We had guys set up roadblocks, sure. Unfortunately we would always set them up a few miles away, according to copper protocol. By the time we chased that dirty Frank Speed to the location, the roadblock would be gone, the guys who had set it up naturally assuming that Frank Speed had slipped past them sometime in October.
He always got away. Even the most diligent cop would fall asleep sooner or later, whereas Frank Speed seemed to be on something. Something speedy. My guess is energy drinks. Not to mention he was probably the only criminal in history who drove a Smart Car, meaning by the time we ran out of gas he still had half a tank. That rat Frank Speed and his crafty green ways.
Why didn’t we just walk up and open the door, then? Shows what you know. You don’t go playing around with a madman like that Frank Speed. For all his crazy, he’d probably press down on the accelerator as soon as you grabbed the handle, making you fall down and scrape your knees.

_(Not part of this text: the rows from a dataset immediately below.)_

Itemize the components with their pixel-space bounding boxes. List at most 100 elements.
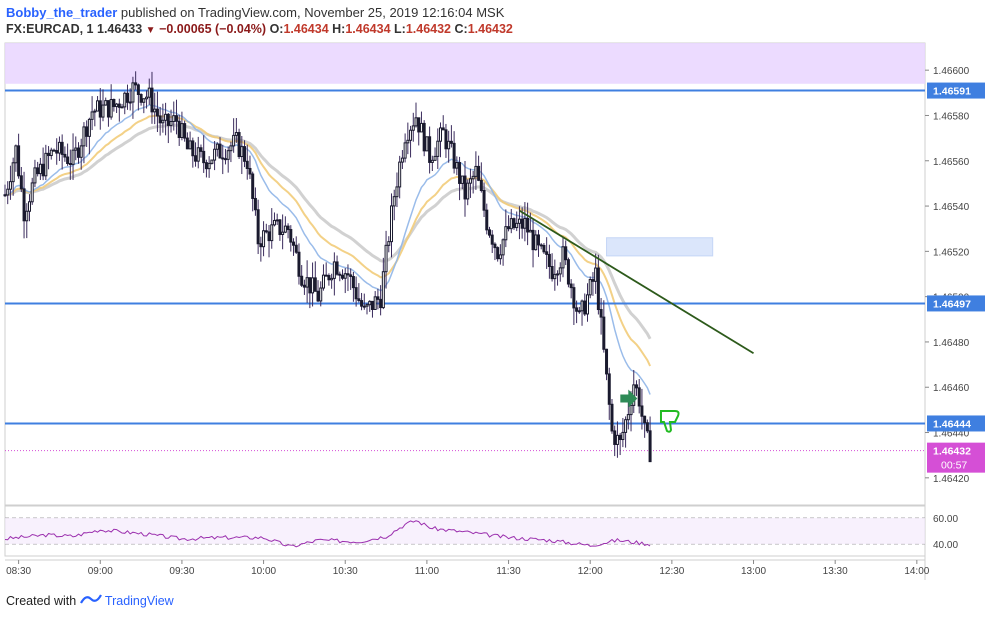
- candle-body: [585, 294, 589, 315]
- candle-body: [381, 271, 385, 309]
- candle-body: [289, 229, 293, 243]
- candle-body: [373, 296, 377, 310]
- low-label: L:: [394, 22, 406, 36]
- candle-body: [188, 140, 192, 150]
- candle-body: [166, 113, 170, 126]
- candle-body: [270, 224, 274, 242]
- candle-body: [215, 143, 219, 150]
- candle-body: [605, 348, 609, 375]
- candle-body: [466, 182, 470, 200]
- candle-body: [487, 229, 491, 236]
- candle-body: [517, 218, 521, 224]
- candle-body: [319, 287, 323, 302]
- candle-body: [139, 93, 143, 103]
- candle-body: [422, 122, 426, 152]
- created-with-label: Created with: [6, 594, 77, 608]
- candle-body: [645, 422, 649, 432]
- price-change: −0.00065 (−0.04%): [159, 22, 267, 36]
- candle-body: [112, 98, 116, 108]
- candle-body: [575, 307, 579, 312]
- candle-body: [180, 123, 184, 139]
- candle-body: [25, 210, 29, 222]
- candle-body: [305, 277, 309, 288]
- candle-body: [234, 132, 238, 136]
- candle-body: [204, 162, 208, 170]
- author-name[interactable]: Bobby_the_trader: [6, 5, 118, 20]
- candle-body: [36, 167, 40, 175]
- candle-body: [185, 137, 189, 150]
- candle-body: [47, 152, 51, 157]
- candle-body: [286, 225, 290, 231]
- candle-body: [471, 175, 475, 180]
- candle-body: [229, 145, 233, 152]
- y-tick-label: 1.46420: [933, 474, 970, 485]
- candle-body: [90, 111, 94, 120]
- plot-area: [4, 42, 926, 506]
- candle-body: [14, 145, 18, 164]
- candle-body: [11, 162, 15, 183]
- candle-body: [566, 259, 570, 285]
- y-tick-label: 1.46540: [933, 202, 970, 213]
- candle-body: [52, 149, 56, 152]
- thumbs-down-icon: [659, 409, 680, 433]
- y-tick-label: 1.46580: [933, 111, 970, 122]
- candle-body: [17, 145, 21, 177]
- candle-body: [643, 415, 647, 424]
- candle-body: [583, 300, 587, 315]
- high-value: 1.46434: [345, 22, 391, 36]
- candle-body: [136, 84, 140, 95]
- candle-body: [281, 231, 285, 236]
- candle-body: [115, 103, 119, 108]
- candle-body: [387, 241, 391, 246]
- candle-body: [403, 142, 407, 159]
- candle-body: [161, 119, 165, 124]
- candle-body: [324, 274, 328, 277]
- candle-body: [243, 146, 247, 162]
- resistance-zone: [5, 43, 925, 84]
- candle-body: [142, 98, 146, 103]
- candle-body: [433, 155, 437, 161]
- x-tick-label: 08:30: [6, 566, 31, 577]
- candle-body: [313, 277, 317, 292]
- candle-body: [101, 104, 105, 118]
- candle-body: [460, 175, 464, 184]
- candle-body: [539, 244, 543, 247]
- candle-body: [425, 136, 429, 152]
- candle-body: [87, 118, 91, 137]
- candle-body: [194, 155, 198, 162]
- candle-body: [27, 201, 31, 212]
- price-tag: [927, 415, 985, 432]
- candle-body: [8, 181, 12, 190]
- close-value: 1.46432: [467, 22, 513, 36]
- candle-body: [365, 304, 369, 307]
- rsi-level-label: 60.00: [933, 514, 958, 525]
- candle-body: [55, 150, 59, 154]
- candle-body: [504, 226, 508, 241]
- y-tick-label: 1.46460: [933, 383, 970, 394]
- tradingview-brand[interactable]: TradingView: [104, 594, 174, 608]
- candle-body: [536, 234, 540, 246]
- candle-body: [501, 239, 505, 256]
- candle-body: [468, 178, 472, 184]
- candle-body: [411, 125, 415, 131]
- price-tag: [927, 295, 985, 312]
- x-tick-label: 12:00: [578, 566, 603, 577]
- candle-body: [419, 122, 423, 133]
- ema-mid-line: [4, 114, 652, 367]
- candle-body: [400, 157, 404, 163]
- candle-body: [33, 167, 37, 184]
- candle-body: [406, 139, 410, 144]
- candle-body: [512, 218, 516, 229]
- candle-body: [376, 296, 380, 300]
- candle-body: [588, 279, 592, 296]
- candle-body: [164, 113, 168, 121]
- candle-body: [482, 189, 486, 211]
- candle-body: [561, 246, 565, 269]
- candle-body: [169, 120, 173, 126]
- x-tick-label: 12:30: [659, 566, 684, 577]
- candle-body: [618, 434, 622, 441]
- current-price-label: 1.46432: [933, 446, 971, 458]
- candle-body: [547, 253, 551, 267]
- ema-fast-line: [4, 104, 651, 395]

That’s what happened to Officer Mendoza the one time he tried it: he grabbed the handle and blam! he’s on the ground crying. When his embarrassment had receded enough for him to stand up and put band-aids on his legs, he said, “You know what? I didn’t sign up for this. I quit.” And I don’t blame him, either: I would have too. A cop can only deal with so much danger before he loses it. The door was locked, anyway. That Frank Speed was one clever devil.
The other day me and my partner Bruce were in the bar after our shifts, and I says to him, “Hey Bruce, you remember that guy Frank Speed?”
Bruce said, “What made you think about Frank Speed?”
“Oh, I don’t know. I haven’t read a book in a while. I used to read them all during Frank Speed’s car chases. One time I read all of War and Peace from 3rd to 8th Avenue, remember that?”
He nodded. “Well, I can’t say for sure what he’s doing now, but last I heard, he’s been working as a plumber.”
My eyes opened wide in astonishment. “You mean Frank’s gone straight?”
“That’s the rumor. People call him about an emergency toilet leak and there he is eight days later, ready to fix it. Aside from some fines he’s accumulated for parking in no-parking zones—usually while he’s driving—he’s clean.”
Wow. As I sat there with my beer, I couldn’t help but brood about the fickle nature of man. That’s to be expected, since I had brooding duties that week. People say I’m the best brooder on the force, and one time I even won Broodiest Cop of the Year award at the regional police award ceremony. Anyway, what was I talking about? Oh yeah. The nature of man. Wow, how fickle.
Bruce and I paid for the drinks and headed home to get some sleep. When you work a beat like ours, you always gotta be at the top of your game.